Computer Crime Research Center

Firms leave firewall gaps
(By Roger Howorth)

Poorly configured firewalls make distributed denial-of-service attacks too easy for hackers

Companies should check their firewall configurations to ensure they do not fall victim to distributed denial of service (DDoS) attacks, or unwittingly participate in them, according to David Morgan of Internet security firm ISS.

Morgan said a fifth of systems audited by ISS have misconfigured firewalls that put their owners at risk. The news follows a recent DDoS attack against 13 of the Internet's root name servers. Properly configured firewalls would have prevented the attack.

Organisations should set up firewalls to prevent all ping packets from entering their networks, Morgan advised. Ping packets request status information about remote computers.

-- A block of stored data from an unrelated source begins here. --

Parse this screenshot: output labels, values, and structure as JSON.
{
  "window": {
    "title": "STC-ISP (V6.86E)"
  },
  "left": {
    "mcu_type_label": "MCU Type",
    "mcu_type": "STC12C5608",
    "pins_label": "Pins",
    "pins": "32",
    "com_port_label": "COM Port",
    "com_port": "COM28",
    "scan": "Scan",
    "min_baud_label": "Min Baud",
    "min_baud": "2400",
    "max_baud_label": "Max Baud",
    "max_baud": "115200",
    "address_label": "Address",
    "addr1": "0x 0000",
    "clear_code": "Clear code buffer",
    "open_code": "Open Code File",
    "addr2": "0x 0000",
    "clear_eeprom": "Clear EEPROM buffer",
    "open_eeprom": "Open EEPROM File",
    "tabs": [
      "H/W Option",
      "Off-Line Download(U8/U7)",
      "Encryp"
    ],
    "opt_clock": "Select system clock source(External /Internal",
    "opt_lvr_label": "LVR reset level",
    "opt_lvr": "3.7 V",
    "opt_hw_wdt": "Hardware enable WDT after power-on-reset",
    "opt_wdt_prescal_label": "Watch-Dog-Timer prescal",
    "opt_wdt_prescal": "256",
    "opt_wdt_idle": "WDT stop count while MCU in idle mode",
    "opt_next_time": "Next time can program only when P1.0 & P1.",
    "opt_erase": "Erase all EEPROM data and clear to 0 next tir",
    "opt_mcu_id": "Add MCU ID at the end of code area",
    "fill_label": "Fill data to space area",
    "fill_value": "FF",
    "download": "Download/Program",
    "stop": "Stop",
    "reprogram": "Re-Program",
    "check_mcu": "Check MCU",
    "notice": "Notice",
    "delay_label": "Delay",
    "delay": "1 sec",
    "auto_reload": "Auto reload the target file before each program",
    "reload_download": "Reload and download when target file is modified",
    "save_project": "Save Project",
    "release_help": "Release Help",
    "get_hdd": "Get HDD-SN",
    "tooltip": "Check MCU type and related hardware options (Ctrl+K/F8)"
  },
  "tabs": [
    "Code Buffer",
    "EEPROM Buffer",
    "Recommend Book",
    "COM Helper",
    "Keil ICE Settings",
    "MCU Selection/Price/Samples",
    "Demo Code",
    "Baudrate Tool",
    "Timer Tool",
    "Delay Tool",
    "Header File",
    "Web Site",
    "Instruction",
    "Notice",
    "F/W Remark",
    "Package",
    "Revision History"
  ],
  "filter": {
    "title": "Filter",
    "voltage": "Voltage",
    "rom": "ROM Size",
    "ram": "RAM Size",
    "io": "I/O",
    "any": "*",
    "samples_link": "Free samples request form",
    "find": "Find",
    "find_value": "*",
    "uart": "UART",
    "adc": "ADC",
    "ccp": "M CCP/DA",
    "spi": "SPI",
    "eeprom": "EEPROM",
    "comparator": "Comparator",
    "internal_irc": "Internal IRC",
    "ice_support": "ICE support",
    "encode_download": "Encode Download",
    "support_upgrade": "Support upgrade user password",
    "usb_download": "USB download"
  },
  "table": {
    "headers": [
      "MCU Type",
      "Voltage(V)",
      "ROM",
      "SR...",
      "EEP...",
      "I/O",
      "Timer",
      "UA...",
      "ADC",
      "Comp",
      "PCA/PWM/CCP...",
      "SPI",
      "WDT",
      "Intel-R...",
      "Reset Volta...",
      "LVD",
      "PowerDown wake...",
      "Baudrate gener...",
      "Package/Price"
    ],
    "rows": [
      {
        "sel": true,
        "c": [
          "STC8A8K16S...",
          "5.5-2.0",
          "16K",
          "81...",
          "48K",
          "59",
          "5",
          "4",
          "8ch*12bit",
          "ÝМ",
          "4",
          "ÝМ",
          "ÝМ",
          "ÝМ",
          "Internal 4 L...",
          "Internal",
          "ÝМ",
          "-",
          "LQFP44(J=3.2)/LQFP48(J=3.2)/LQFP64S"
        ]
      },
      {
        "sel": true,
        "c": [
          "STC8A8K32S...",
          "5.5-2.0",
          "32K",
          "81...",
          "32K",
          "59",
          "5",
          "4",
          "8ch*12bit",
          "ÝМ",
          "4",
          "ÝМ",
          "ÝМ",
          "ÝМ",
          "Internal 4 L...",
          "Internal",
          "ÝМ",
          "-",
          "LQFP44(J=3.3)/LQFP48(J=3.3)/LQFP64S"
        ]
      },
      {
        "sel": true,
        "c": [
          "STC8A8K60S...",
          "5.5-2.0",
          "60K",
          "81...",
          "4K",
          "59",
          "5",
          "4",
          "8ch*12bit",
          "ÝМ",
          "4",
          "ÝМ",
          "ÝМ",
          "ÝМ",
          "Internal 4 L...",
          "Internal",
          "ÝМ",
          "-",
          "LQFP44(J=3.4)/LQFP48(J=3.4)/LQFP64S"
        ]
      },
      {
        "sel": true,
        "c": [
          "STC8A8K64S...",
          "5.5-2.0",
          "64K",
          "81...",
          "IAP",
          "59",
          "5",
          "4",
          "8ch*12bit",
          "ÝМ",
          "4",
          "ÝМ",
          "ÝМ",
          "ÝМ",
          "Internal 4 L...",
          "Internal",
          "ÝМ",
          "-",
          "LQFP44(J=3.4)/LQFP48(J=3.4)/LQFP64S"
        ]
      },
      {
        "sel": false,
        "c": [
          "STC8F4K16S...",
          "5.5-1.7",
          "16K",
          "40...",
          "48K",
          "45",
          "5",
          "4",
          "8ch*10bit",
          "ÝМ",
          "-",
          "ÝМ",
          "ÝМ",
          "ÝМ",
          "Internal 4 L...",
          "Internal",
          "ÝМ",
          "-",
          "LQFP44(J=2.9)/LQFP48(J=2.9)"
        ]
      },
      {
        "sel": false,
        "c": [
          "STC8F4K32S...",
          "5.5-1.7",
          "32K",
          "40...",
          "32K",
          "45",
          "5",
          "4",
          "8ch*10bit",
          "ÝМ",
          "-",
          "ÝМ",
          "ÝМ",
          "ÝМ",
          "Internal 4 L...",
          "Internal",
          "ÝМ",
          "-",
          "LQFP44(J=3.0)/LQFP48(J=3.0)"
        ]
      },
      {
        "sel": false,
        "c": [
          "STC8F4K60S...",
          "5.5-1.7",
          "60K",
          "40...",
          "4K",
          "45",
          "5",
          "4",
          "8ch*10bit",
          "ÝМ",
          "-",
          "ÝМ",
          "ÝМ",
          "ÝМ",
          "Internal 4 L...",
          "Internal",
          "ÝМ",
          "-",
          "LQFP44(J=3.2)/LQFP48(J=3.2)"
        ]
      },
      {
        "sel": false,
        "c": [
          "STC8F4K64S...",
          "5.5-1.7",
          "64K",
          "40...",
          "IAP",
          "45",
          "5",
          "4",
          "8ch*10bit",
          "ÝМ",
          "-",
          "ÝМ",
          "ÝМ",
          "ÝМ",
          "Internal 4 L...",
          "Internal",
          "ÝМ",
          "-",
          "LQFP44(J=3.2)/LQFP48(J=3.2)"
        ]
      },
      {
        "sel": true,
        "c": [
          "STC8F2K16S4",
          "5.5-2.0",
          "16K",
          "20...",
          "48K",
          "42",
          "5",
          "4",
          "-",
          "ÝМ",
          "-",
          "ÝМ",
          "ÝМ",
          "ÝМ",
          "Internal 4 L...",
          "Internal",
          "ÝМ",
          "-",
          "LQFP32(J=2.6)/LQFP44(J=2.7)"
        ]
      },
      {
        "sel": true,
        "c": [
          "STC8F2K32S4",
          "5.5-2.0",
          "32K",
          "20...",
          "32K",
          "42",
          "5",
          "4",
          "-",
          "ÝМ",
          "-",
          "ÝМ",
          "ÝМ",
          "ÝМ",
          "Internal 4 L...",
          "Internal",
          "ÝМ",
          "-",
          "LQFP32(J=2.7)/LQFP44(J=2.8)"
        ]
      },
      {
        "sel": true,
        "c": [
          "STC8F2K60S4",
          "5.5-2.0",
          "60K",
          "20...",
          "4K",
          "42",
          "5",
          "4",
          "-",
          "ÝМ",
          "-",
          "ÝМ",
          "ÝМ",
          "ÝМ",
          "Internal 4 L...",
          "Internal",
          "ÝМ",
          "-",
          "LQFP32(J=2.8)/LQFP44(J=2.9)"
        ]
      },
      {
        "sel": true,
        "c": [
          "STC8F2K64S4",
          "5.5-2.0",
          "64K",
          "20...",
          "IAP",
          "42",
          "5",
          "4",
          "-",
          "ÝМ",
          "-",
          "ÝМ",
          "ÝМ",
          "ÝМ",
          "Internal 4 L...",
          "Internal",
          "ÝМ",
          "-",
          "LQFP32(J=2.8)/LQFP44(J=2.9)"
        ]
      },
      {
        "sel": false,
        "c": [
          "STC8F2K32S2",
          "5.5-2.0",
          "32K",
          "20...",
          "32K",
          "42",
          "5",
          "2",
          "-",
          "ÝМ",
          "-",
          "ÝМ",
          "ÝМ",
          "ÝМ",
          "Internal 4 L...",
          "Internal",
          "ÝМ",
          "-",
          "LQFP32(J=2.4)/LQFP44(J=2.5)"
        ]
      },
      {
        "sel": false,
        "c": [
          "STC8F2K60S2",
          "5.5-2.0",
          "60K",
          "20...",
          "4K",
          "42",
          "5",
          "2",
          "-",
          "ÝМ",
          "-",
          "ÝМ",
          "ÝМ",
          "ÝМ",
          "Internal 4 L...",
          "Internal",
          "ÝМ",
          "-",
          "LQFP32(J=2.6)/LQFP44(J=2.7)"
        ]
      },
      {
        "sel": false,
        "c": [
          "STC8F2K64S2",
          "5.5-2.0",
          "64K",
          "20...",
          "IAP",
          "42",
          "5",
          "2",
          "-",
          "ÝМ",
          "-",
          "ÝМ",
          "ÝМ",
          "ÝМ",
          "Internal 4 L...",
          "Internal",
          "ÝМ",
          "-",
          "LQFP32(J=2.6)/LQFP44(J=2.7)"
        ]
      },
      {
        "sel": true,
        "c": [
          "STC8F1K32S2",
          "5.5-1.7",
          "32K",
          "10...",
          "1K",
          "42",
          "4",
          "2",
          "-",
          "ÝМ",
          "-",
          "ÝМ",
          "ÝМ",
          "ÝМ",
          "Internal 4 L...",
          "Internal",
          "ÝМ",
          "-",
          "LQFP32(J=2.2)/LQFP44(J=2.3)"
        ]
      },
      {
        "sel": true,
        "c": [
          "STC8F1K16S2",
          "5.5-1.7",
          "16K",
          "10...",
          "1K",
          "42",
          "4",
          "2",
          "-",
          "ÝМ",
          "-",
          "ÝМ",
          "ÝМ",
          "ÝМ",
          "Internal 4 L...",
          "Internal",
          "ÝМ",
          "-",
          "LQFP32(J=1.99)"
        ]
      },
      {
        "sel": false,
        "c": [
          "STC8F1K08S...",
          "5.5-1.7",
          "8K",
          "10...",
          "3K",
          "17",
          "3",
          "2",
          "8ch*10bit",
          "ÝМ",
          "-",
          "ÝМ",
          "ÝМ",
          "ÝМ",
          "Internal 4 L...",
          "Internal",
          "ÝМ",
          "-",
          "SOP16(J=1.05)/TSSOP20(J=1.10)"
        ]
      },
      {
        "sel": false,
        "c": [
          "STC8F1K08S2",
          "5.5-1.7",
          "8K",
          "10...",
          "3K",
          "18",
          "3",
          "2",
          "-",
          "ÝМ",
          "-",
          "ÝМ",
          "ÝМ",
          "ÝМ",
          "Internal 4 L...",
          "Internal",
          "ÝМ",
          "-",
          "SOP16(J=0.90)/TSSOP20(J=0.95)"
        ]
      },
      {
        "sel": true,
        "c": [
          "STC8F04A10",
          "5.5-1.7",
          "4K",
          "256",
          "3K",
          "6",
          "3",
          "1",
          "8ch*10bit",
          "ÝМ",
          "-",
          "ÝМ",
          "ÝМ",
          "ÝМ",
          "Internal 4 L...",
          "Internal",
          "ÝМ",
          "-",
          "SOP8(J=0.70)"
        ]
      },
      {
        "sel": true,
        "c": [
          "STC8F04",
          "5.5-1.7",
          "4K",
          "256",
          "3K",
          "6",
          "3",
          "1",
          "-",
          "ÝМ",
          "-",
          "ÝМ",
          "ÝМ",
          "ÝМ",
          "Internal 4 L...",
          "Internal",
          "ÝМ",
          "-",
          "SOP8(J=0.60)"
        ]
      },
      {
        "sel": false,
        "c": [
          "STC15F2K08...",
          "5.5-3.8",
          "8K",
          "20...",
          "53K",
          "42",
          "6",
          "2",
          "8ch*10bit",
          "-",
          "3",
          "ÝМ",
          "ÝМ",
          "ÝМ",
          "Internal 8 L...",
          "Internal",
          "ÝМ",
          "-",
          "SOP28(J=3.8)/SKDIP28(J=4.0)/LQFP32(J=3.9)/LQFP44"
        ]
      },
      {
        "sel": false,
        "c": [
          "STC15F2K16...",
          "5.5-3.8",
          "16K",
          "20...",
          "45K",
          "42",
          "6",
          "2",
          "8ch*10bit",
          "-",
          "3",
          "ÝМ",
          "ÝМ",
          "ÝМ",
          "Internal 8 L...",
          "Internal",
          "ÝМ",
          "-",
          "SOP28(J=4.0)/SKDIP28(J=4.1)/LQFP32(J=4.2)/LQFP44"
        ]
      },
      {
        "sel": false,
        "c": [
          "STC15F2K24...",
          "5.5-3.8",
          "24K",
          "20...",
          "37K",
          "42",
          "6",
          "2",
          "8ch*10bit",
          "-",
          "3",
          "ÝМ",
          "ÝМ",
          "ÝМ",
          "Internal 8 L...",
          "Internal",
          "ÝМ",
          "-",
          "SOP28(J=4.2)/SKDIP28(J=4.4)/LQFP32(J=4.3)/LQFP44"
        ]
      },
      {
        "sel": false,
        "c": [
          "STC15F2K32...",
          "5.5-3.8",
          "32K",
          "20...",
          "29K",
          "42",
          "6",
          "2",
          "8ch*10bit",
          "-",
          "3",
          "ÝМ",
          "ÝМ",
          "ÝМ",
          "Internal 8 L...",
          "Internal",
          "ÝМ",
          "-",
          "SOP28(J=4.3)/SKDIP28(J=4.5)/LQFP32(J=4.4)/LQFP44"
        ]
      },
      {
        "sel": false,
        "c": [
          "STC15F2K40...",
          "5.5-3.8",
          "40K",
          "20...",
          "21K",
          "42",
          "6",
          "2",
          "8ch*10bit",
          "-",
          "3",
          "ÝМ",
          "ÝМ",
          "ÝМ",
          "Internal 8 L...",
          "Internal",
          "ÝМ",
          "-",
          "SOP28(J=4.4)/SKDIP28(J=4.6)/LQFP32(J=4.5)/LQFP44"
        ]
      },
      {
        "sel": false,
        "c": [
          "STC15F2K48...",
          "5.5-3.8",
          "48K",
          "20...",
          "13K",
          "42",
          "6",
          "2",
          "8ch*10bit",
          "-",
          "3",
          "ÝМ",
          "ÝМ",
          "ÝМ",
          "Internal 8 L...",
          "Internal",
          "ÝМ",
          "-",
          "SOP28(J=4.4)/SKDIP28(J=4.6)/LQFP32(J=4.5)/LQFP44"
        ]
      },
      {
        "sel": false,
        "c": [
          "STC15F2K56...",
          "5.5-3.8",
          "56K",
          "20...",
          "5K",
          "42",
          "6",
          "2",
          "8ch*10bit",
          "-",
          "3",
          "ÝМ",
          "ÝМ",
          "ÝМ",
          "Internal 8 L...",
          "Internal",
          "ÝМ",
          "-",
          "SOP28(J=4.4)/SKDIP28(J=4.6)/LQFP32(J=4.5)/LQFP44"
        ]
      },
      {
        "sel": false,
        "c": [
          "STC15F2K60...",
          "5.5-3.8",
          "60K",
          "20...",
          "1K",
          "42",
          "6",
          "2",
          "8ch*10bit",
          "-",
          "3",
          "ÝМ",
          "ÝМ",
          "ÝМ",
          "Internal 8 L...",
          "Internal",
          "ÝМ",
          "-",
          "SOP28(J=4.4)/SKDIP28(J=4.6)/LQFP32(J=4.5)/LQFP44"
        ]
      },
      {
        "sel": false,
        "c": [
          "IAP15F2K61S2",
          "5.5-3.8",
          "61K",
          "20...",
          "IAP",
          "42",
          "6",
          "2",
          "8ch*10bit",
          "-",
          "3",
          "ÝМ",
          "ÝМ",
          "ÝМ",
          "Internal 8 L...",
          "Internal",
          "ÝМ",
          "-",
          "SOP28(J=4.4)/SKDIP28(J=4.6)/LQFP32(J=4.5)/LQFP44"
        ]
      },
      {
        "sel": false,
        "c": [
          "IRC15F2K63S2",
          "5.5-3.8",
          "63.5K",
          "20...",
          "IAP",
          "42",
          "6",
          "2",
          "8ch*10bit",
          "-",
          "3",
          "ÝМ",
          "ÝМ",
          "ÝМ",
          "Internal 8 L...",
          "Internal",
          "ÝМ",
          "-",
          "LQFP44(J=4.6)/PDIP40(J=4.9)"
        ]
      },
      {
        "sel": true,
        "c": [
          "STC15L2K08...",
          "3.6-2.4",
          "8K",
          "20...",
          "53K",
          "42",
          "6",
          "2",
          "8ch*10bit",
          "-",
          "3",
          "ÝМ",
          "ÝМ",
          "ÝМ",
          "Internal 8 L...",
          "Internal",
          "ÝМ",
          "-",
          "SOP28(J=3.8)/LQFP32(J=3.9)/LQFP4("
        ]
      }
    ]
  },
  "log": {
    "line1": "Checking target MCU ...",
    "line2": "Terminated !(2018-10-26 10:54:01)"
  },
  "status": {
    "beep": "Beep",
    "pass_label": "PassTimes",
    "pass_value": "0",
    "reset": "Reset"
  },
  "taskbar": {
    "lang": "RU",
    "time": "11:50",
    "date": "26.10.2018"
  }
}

"Firms should not allow ping packets through their firewalls unless they have a specific need to do so," Morgan said. He added that public-facing systems such as DNS or Web servers should not be exposed to ping packets.

In addition, firewalls should be configured to drop packets that contain obviously bogus source or destination addresses. "This protects other Net users from spoofed attacks originating from your own network. But it does not stop hackers forging your IP address and using it in an attack that does not pass through your network," said Morgan. "This is why firewall rules must be implemented everywhere, especially at ISPs."